Pela demora no julgamento do recurso administrativo - proposto em agosto de 2001 - Minas Gerais impetrou mandado de segurança no Supremo no qual pedia que a Secretaria da Fazenda apreciasse a questão em um prazo de cinco dias. Até janeiro de 2002, o processo ainda não havia sido avaliado.
O relator do mandado de segurança, ministro Joaquim Barbosa, atendeu em parte ao pedido de Minas Gerais ao fixar um prazo para o julgamento. Porém, o período determinado foi de 30 dias. Para ele, houve demora injustificada na apreciação do recurso. Ao determinar o prazo, Joaquim Barbosa considerou a Lei federal nº 9.784, de 1999. A norma, que trata dos processos administrativos federais, prevê 30 dias para o julgamento dos recursos.
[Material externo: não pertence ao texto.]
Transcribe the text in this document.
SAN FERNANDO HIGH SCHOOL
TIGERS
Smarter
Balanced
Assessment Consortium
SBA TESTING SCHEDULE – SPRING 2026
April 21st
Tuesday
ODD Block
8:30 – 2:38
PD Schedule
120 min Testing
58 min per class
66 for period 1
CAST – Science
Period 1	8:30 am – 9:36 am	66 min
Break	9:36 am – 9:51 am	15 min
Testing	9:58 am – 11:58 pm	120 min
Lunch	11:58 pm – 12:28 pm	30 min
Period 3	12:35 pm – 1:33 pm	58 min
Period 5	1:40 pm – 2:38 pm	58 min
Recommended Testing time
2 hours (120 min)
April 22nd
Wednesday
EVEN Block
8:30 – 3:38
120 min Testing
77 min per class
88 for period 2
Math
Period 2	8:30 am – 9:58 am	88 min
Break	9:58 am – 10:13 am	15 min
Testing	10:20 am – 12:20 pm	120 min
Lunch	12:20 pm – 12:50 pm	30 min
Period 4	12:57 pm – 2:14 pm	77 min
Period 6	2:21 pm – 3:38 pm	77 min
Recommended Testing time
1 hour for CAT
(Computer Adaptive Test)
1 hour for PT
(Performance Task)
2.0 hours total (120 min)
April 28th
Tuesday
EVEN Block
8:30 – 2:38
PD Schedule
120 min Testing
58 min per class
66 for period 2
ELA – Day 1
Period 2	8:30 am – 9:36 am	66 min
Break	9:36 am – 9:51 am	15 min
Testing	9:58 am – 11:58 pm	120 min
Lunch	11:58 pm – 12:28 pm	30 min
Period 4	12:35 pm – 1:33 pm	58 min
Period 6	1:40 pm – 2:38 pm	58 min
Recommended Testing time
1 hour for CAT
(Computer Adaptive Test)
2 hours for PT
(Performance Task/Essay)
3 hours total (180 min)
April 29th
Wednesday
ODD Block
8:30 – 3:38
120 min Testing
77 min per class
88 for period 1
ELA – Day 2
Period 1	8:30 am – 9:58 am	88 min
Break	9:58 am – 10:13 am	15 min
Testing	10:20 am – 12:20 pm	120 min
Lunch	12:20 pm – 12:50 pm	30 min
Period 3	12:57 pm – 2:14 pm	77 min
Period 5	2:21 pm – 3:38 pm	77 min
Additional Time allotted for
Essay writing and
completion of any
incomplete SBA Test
O ministro não entrou no mérito da discussão entre os Estados.
O julgamento do Supremo é comemorada por advogados, pois esta seria uma das poucas decisões de uma corte superior em que é discutido o prazo nas esferas administravas, cujos tempos de trâmites podem ser tão lentos quanto no Judiciário. De acordo com o advogado Júlio de Oliveira, do Machado Associados, um recurso administrativo pode levar de quatro a cinco anos para ser concluído no Estado de São Paulo. Em outros Estados, diz, o tempo pode ser menor, mas são cerca de dois ou três anos para uma decisão final. "É uma decisão importante e pode ser uma tendência da Justiça para situações em que a demora possa causar prejuízo para uma das partes", afirma o advogado.
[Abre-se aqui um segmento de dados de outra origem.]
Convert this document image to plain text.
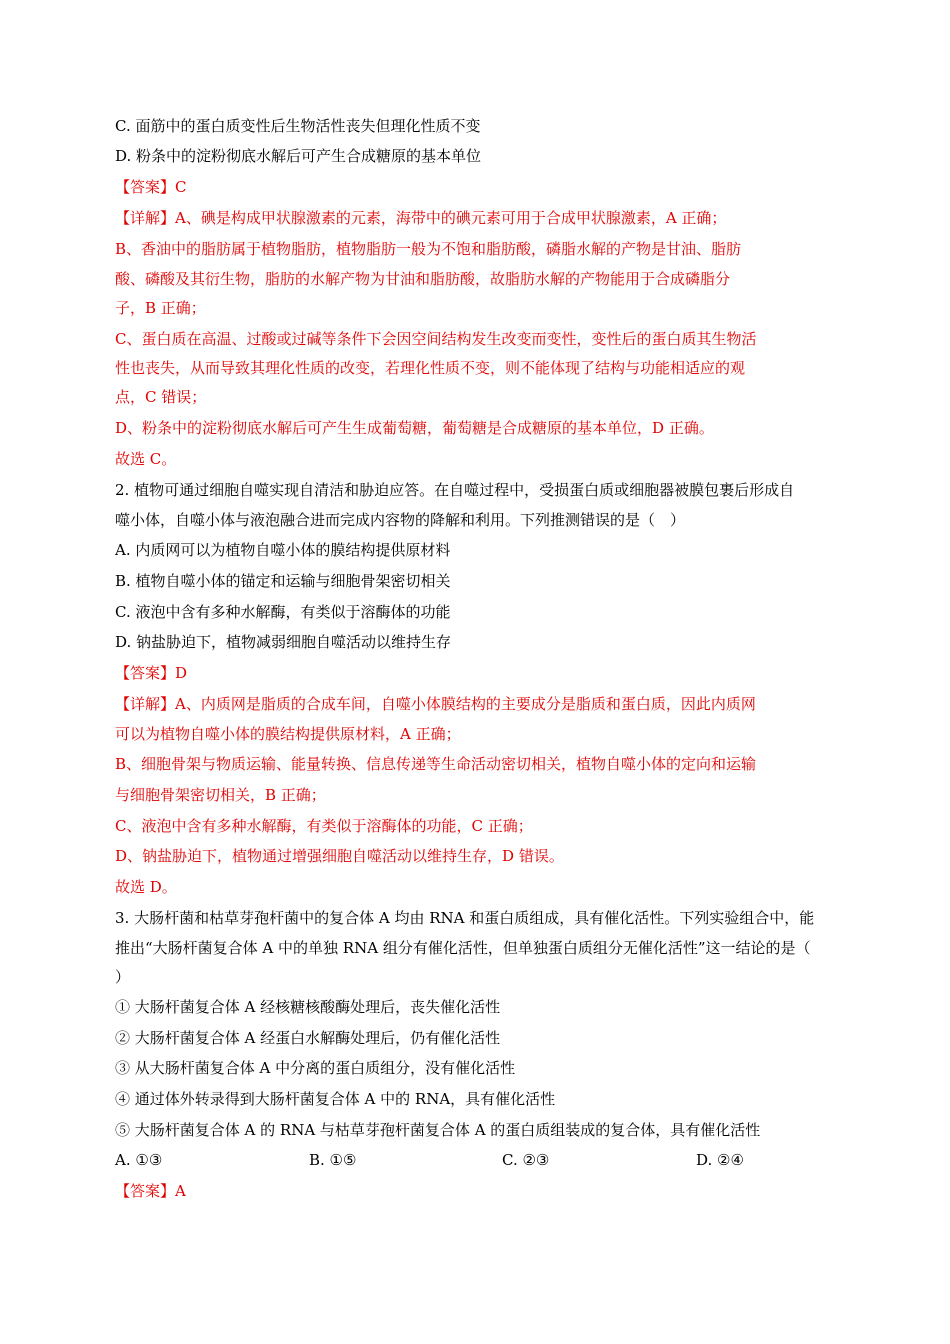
C. 面筋中的蛋白质变性后生物活性丧失但理化性质不变
D. 粉条中的淀粉彻底水解后可产生合成糖原的基本单位
【答案】C
【详解】A、碘是构成甲状腺激素的元素，海带中的碘元素可用于合成甲状腺激素，A 正确；
B、香油中的脂肪属于植物脂肪，植物脂肪一般为不饱和脂肪酸，磷脂水解的产物是甘油、脂肪
酸、磷酸及其衍生物，脂肪的水解产物为甘油和脂肪酸，故脂肪水解的产物能用于合成磷脂分
子，B 正确；
C、蛋白质在高温、过酸或过碱等条件下会因空间结构发生改变而变性，变性后的蛋白质其生物活
性也丧失，从而导致其理化性质的改变，若理化性质不变，则不能体现了结构与功能相适应的观
点，C 错误；
D、粉条中的淀粉彻底水解后可产生生成葡萄糖，葡萄糖是合成糖原的基本单位，D 正确。
故选 C。
2. 植物可通过细胞自噬实现自清洁和胁迫应答。在自噬过程中，受损蛋白质或细胞器被膜包裹后形成自
噬小体，自噬小体与液泡融合进而完成内容物的降解和利用。下列推测错误的是（　）
A. 内质网可以为植物自噬小体的膜结构提供原材料
B. 植物自噬小体的锚定和运输与细胞骨架密切相关
C. 液泡中含有多种水解酶，有类似于溶酶体的功能
D. 钠盐胁迫下，植物减弱细胞自噬活动以维持生存
【答案】D
【详解】A、内质网是脂质的合成车间，自噬小体膜结构的主要成分是脂质和蛋白质，因此内质网
可以为植物自噬小体的膜结构提供原材料，A 正确；
B、细胞骨架与物质运输、能量转换、信息传递等生命活动密切相关，植物自噬小体的定向和运输
与细胞骨架密切相关，B 正确；
C、液泡中含有多种水解酶，有类似于溶酶体的功能，C 正确；
D、钠盐胁迫下，植物通过增强细胞自噬活动以维持生存，D 错误。
故选 D。
3. 大肠杆菌和枯草芽孢杆菌中的复合体 A 均由 RNA 和蛋白质组成，具有催化活性。下列实验组合中，能
推出“大肠杆菌复合体 A 中的单独 RNA 组分有催化活性，但单独蛋白质组分无催化活性”这一结论的是（
）
① 大肠杆菌复合体 A 经核糖核酸酶处理后，丧失催化活性
② 大肠杆菌复合体 A 经蛋白水解酶处理后，仍有催化活性
③ 从大肠杆菌复合体 A 中分离的蛋白质组分，没有催化活性
④ 通过体外转录得到大肠杆菌复合体 A 中的 RNA，具有催化活性
⑤ 大肠杆菌复合体 A 的 RNA 与枯草芽孢杆菌复合体 A 的蛋白质组装成的复合体，具有催化活性
A. ①③	B. ①⑤	C. ②③	D. ②④
【答案】A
O advogado Renato Nunes, do escritório Nunes e Sawaya Advogados, também comemora o julgamento por duas razões. Primeiro porque o Supremo aplicou a lei que trata do processo administrativo federal a uma dicussão de ICMS, ou seja, à divergência existente entre Estados e, portanto, discutidas na esfera administrativa estadual. A outra razão para comemorar seria o fato de que o precedente poderia ser aplicado a outras inúmeras situações, como pedidos de revisão de valores parcelados com Estados ou União que estão pendentes de análise há muito tempo. Ele afirma que utilizará o precedente em uma ação a ser proposta para um cliente, que possui um imóvel com uma parte localizada em área da marinha. Para vendê-lo, afirma o advogado, o proprietário deve transferir o domínio útil dessa área para o futuro comprador. E para isso, é necessário pagar uma taxa cujo valor deve ser atestado pela Secretaria do Patrimônio da União. "O pedido de análise desse valor está parado há cinco meses na secretaria, sem previsão de atendimento", afirma.
Além dos problemas que podem ser gerados pela indefinição de um processo, o advogado Eduardo Salusse, do escritório Neumann, Salusse, Marangoni Advogados, lembra que os processos tributários, por exemplo, são atualizados pela taxa Selic. "A demora é um problema para o contribuinte e para o fisco, que tem pressa em receber", afirma.